As volumes in the real estate sector refuse to pick up, some apartment developers have slashed the average saleable area in Mumbai apartments. As a result, you now have homes that on the face of it look cheaper than the going rates in a particular area, but then in effect the size of the apartments have also shrunk.
A BSE-listed developer is selling a two-bedroom apartment for Rs 1.3 crore in Mumbai's north-western suburb of Andheri.
"The apartment has a carpet area of 550 sq ft, which is much less than normal two-bedroom properties," said a real estate broker. "So eventually the per sq ft rate ends up to be more than Rs 20,000 per square foot on carpet area."
Analysts say the recent reduction in size is also a result of a new state government rule.

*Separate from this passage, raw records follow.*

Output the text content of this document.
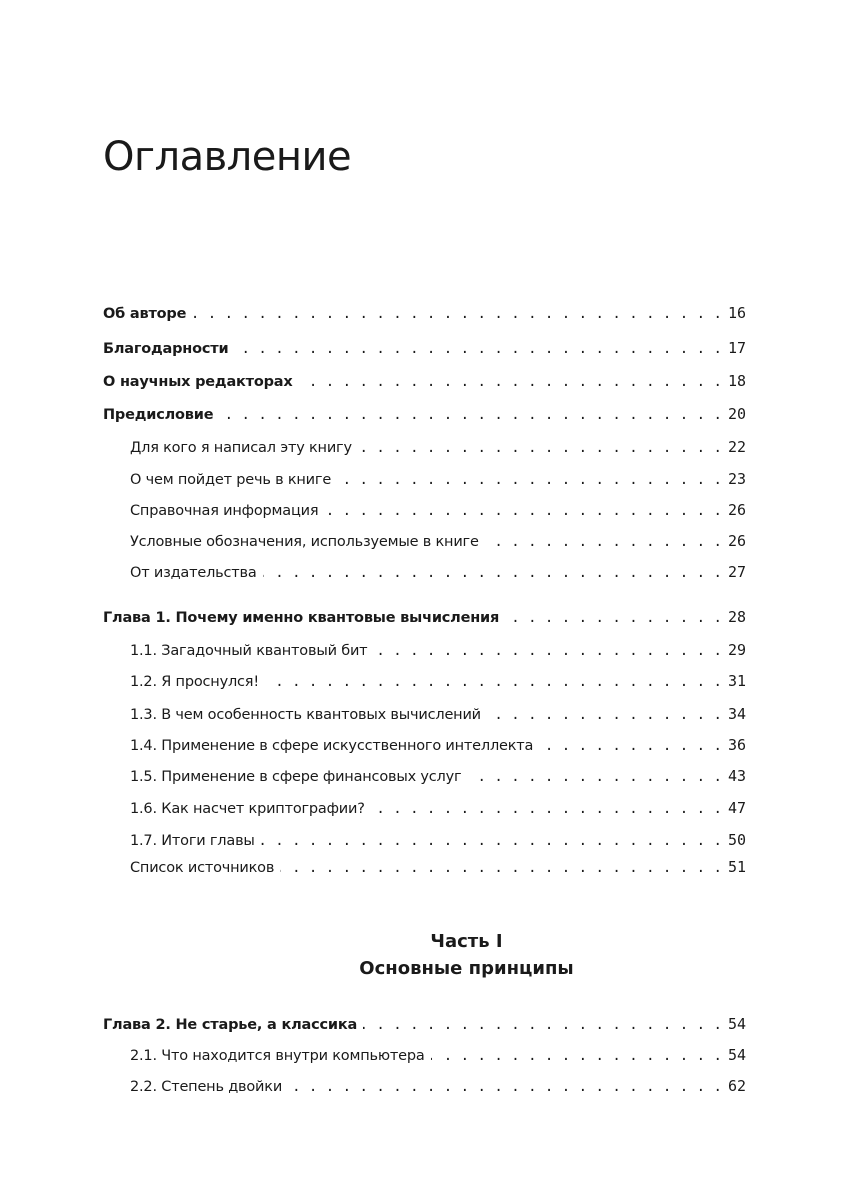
Оглавление
Об авторе . . .	16
Благодарности . . .	17
О научных редакторах . . .	18
Предисловие . . .	20
Для кого я написал эту книгу . . .	22
О чем пойдет речь в книге . . .	23
Справочная информация . . .	26
Условные обозначения, используемые в книге . . .	26
От издательства . . .	27
Глава 1. Почему именно квантовые вычисления . . .	28
1.1. Загадочный квантовый бит . . .	29
1.2. Я проснулся! . . .	31
1.3. В чем особенность квантовых вычислений . . .	34
1.4. Применение в сфере искусственного интеллекта . . .	36
1.5. Применение в сфере финансовых услуг . . .	43
1.6. Как насчет криптографии? . . .	47
1.7. Итоги главы . . .	50
Список источников . . .	51
Глава 2. Не старье, а классика . . .	54
2.1. Что находится внутри компьютера . . .	54
2.2. Степень двойки . . .	62
Часть I
Основные принципы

"If you see at the carpet area, you would realise that it has remained more or less the same, just that many developers were projecting the super built-up area as a lot more,"said Pankaj Kapoor, managing director, Liases Foras, a real-estate research firm. "But with the new development control rules that is not happening."
Also, some developers especially in Mumbai and the National Capital Region are repositioning their properties and also planning to slash size of the apartments. "It is no secret that smaller, cheaper apartments generate faster cash flows than luxury apartments," said a real estate developer, who launched luxury apartments in Borivali some time back. "We are planning to convert our luxury project in North Mumbai to something that an average buyer can afford."
The trend of shifting back to smaller apartments is, however, more seen amongst cash-strapped developers. Industry experts say, that many more developers could be compelled to follow the plan, if the sales continue to remain lukewarm. Earlier in 2008, when the chips were down, many developers had followed the same trick to generate sales.